IFS research meets reality
As a nation we are no stranger to arguments that around half of all graduates are in “non-graduate jobs”. It’s a debating technique used to attempt to advance the wider argument that we have too many graduates now that international comparators and labour market intelligence are pointing resolutely in the other direction.
IFS is right to note the skills drain leading to London, and the hollowing out of the middle band of employment – these are both established trends, and represent a significant employer impact on the plight of communities in unfashionable places. It is, in fact, arguable that the “high-skilled” workforce is a national rather than a local phenomenon.
And I’m a fan too, of the conclusion that graduates who are unable for family or financial reasons to move to London are missing out on well paid skilled work, without the former compensation of the higher tier of non-graduate jobs to move into. And Xu is right to note the increasing segregation of low-skilled service work into specialised agencies as a constraint on career progression between the two. It is, however, the headline findings that will get the column inches.
Factor in the globalisation of freelance creative and research work, and the increasingly apocalyptic predictions about the displacement of these formally “skilled” roles by generative large language model AI and it is easy to feel quite bleak about the whole thing.
But as the world of work changes, our definitions of graduate success need to change too.
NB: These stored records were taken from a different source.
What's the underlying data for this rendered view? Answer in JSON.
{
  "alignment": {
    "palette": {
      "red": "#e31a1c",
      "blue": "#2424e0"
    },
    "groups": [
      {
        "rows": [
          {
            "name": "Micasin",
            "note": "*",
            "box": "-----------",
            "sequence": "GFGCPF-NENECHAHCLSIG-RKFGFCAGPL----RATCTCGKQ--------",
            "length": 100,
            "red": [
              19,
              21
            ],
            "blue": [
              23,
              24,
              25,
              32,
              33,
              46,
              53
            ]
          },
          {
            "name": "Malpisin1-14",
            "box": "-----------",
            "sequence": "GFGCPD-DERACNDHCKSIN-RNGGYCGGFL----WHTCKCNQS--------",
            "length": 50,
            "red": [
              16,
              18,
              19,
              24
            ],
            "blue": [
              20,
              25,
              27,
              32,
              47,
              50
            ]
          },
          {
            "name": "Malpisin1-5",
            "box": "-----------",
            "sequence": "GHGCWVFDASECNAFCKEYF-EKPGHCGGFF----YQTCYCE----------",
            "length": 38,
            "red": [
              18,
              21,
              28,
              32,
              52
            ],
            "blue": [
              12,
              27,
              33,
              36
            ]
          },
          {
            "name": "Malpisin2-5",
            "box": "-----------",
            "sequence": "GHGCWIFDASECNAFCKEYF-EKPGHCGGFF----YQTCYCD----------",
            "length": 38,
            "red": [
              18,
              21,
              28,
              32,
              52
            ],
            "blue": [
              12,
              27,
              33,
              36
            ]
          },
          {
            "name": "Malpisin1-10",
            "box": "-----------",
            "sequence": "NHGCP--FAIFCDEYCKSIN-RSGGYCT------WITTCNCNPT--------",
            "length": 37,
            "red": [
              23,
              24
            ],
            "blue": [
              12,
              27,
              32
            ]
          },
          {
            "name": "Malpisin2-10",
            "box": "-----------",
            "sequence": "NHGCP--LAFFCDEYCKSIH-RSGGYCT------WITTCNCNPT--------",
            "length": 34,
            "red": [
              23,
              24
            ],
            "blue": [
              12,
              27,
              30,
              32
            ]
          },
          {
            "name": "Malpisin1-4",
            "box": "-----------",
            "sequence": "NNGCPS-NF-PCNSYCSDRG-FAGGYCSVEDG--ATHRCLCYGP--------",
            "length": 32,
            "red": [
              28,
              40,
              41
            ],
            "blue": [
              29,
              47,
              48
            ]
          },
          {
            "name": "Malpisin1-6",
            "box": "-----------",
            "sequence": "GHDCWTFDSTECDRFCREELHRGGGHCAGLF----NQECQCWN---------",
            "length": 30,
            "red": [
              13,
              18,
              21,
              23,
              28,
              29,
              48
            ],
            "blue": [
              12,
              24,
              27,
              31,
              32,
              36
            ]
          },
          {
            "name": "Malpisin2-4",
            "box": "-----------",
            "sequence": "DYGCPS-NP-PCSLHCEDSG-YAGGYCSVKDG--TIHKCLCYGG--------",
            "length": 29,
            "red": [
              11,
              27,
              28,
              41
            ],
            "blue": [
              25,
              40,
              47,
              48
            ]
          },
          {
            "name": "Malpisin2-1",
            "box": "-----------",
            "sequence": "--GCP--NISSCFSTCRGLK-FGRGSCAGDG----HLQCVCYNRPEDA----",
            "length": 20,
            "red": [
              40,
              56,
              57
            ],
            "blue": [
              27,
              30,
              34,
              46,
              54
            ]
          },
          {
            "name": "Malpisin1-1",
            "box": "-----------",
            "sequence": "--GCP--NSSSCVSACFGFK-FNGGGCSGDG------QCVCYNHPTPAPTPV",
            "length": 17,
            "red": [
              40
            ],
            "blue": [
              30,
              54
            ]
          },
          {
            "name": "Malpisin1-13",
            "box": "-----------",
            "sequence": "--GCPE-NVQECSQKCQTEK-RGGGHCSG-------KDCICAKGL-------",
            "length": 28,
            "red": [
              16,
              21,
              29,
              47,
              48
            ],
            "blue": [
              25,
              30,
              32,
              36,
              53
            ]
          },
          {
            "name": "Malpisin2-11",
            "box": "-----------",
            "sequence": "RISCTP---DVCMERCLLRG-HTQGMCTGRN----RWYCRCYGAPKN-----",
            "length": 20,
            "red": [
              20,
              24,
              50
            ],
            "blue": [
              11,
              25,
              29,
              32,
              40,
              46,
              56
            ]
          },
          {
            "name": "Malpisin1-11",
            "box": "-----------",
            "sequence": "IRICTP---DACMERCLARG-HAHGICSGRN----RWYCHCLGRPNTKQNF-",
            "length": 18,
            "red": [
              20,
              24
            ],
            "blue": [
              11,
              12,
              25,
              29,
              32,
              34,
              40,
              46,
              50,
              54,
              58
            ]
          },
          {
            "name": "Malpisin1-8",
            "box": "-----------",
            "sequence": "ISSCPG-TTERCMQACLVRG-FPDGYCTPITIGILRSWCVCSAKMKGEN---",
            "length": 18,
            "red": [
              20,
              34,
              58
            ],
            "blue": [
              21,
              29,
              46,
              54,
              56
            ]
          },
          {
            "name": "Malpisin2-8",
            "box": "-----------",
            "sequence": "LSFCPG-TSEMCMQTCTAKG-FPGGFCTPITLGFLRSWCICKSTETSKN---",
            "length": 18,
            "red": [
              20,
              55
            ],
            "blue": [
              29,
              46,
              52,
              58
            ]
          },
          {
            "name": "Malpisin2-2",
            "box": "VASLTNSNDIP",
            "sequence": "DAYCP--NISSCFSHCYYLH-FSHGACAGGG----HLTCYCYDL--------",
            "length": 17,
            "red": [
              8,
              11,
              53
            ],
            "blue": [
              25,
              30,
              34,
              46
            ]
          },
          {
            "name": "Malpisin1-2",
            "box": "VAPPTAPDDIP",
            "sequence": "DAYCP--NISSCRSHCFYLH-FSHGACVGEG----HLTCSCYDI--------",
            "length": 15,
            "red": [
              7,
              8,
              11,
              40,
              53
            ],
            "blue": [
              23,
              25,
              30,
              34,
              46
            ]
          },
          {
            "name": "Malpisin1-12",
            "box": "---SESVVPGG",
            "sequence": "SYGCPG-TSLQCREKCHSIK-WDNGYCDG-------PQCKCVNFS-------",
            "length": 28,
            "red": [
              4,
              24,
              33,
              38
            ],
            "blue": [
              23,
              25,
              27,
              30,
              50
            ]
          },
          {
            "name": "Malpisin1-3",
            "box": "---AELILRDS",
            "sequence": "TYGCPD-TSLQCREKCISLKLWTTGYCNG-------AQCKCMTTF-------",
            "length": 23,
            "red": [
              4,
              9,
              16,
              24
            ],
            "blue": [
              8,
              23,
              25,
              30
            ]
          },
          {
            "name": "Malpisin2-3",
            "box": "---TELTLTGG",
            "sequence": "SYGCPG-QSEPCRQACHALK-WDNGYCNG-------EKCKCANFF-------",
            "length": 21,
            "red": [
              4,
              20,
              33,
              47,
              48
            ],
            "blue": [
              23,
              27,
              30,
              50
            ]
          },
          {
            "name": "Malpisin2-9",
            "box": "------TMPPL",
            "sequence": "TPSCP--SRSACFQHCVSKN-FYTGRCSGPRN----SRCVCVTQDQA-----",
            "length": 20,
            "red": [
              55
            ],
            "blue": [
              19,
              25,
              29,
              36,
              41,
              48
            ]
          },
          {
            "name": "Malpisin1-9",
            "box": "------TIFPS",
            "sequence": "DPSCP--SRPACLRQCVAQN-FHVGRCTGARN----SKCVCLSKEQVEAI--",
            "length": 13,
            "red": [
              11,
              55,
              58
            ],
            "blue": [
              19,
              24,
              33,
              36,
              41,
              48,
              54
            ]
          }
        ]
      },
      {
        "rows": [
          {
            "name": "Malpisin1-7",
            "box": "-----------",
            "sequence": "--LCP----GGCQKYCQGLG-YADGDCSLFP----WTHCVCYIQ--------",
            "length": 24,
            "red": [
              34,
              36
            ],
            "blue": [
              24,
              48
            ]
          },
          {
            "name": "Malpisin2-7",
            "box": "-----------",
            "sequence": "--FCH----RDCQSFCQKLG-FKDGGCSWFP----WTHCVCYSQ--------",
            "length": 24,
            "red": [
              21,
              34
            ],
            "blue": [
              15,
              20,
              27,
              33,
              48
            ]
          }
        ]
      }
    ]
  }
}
There are new kinds of jobs, new modes of working (including the massive and sustained growth of remote work in knowledge-intensive industries), and our definitions and data need to keep pace. Alas, good research done with decades-old coding frameworks isn’t going to cut it any more.
There does appear to be a lack of longitudinal studies into the career paths of graduates in terms of different occupations and job roles as well as salaries and working hours. These would be far more useful in informing government policy than snapshot analysis that draws conclusions on value-for-money based only on outcomes at a point in time within five years of graduating
I wonder how the move to hybrid working (which disproportionately is in ‘graduate’ jobs) will impact on the link between place and the ‘graduateness’ of a job?